All of the other variations with horns are responsible, but I think drums and bass are the two most important.

3.Isolated Recording vs. Room Recording - The sound of a live band is the combined sounds of all the instruments interacting together in the air and then reaching your ears. The sound of modern recording is all of the instruments mic'd individually, and interacting in the sound system artificially. Appearently the overtones don't ring out right, or something -on one level this is pretty audiofile stuff, most people can hear some difference. The organic vintage sound of Mora's Cd's (www.morasmodern.com), or Swing Session's, or my own Cd is due to room recording. Everyone is the same room, with all of the frequencies interacting organically picked up by one or two mics - just like they did back in the day.
The guy who recorded Mora's and my CD (who also plays trumpet with the Chicago Six) uses a MS stereo pair to get the room sound.

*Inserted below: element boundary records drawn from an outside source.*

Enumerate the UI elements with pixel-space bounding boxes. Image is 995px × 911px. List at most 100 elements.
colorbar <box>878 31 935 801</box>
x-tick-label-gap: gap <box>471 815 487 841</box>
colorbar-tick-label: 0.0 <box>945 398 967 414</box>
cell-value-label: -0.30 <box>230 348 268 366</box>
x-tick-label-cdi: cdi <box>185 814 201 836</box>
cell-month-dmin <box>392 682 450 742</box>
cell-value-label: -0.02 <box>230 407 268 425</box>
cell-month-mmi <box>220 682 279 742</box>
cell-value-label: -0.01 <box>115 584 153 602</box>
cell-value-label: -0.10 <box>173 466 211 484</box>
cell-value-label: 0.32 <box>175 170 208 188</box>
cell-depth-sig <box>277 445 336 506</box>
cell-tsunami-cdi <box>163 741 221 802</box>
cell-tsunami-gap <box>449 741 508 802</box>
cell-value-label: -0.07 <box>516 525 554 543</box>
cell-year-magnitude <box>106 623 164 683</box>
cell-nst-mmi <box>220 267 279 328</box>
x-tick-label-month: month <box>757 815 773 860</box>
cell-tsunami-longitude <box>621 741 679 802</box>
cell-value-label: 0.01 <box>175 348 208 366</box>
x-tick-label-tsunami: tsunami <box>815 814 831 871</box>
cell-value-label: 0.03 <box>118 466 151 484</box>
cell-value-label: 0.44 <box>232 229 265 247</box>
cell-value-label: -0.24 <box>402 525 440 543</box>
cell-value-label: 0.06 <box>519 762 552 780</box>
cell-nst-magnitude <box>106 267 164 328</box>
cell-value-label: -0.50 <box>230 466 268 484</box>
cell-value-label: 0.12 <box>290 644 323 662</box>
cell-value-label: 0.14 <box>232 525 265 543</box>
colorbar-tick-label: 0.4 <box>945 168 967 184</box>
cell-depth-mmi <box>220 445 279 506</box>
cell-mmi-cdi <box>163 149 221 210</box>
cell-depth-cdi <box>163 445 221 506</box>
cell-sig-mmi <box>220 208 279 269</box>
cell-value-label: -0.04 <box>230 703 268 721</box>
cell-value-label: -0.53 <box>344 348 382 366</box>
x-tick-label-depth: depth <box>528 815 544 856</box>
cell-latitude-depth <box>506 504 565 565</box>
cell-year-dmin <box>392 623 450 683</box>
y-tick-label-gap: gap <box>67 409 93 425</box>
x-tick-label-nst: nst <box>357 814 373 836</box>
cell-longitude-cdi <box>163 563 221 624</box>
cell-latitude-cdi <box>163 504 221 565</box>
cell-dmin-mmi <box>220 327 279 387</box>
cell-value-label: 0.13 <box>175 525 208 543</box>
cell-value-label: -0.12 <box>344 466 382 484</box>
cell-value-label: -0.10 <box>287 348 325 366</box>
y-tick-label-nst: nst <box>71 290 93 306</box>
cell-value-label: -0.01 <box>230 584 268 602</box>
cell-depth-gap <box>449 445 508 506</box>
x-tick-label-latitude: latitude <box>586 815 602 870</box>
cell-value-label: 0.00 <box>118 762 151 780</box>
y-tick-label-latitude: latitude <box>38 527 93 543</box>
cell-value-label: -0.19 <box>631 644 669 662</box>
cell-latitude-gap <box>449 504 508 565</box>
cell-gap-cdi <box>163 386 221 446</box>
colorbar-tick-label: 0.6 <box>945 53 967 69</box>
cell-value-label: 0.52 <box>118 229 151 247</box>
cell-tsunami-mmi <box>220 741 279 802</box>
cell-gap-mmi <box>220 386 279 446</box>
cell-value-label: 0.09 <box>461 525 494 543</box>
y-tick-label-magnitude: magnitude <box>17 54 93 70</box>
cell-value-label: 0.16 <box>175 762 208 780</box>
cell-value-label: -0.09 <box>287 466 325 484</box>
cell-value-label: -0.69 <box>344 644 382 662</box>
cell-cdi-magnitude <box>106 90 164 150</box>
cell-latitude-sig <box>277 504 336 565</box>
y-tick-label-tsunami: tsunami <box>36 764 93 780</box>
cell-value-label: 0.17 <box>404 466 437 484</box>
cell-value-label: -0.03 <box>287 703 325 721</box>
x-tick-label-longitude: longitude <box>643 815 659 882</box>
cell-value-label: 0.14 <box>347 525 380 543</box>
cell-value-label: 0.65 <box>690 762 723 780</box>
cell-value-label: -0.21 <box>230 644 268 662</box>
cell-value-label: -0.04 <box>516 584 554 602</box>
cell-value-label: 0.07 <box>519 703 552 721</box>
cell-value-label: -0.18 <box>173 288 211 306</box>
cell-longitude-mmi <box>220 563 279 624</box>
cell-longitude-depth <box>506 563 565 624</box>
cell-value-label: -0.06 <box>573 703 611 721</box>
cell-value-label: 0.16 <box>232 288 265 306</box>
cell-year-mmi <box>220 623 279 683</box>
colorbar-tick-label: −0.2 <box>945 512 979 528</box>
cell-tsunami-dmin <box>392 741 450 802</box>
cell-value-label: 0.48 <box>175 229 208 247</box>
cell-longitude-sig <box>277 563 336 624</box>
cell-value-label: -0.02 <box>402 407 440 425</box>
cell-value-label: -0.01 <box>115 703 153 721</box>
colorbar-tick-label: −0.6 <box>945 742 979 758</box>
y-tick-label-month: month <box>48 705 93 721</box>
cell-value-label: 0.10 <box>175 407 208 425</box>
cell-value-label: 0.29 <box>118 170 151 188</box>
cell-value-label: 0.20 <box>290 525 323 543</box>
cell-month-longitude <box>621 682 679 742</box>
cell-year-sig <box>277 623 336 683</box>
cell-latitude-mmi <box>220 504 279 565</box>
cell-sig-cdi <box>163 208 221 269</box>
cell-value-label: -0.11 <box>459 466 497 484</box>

If something needs a boost, he has everythig mic'd individually for safety, but 99% of what you hear is just the room sound.

I could write a book about this stuff, so I've had to simplify a bit, but I really find these to be the case. Most musicians don't really bother with the specifics of the genre, but that "Swing" feel vs. "swing" feel issue really prevades every musician. 99% percent of the musicians in this city (or any city) can't play or don't try to play with a real "Swing" feel.
There's a reason some of the same guys show up in the different bands. I find that Western Swing bass players are better for Swing than most jazz players, because they are more dedicated to the style. Hope that helps explain the discrepancy.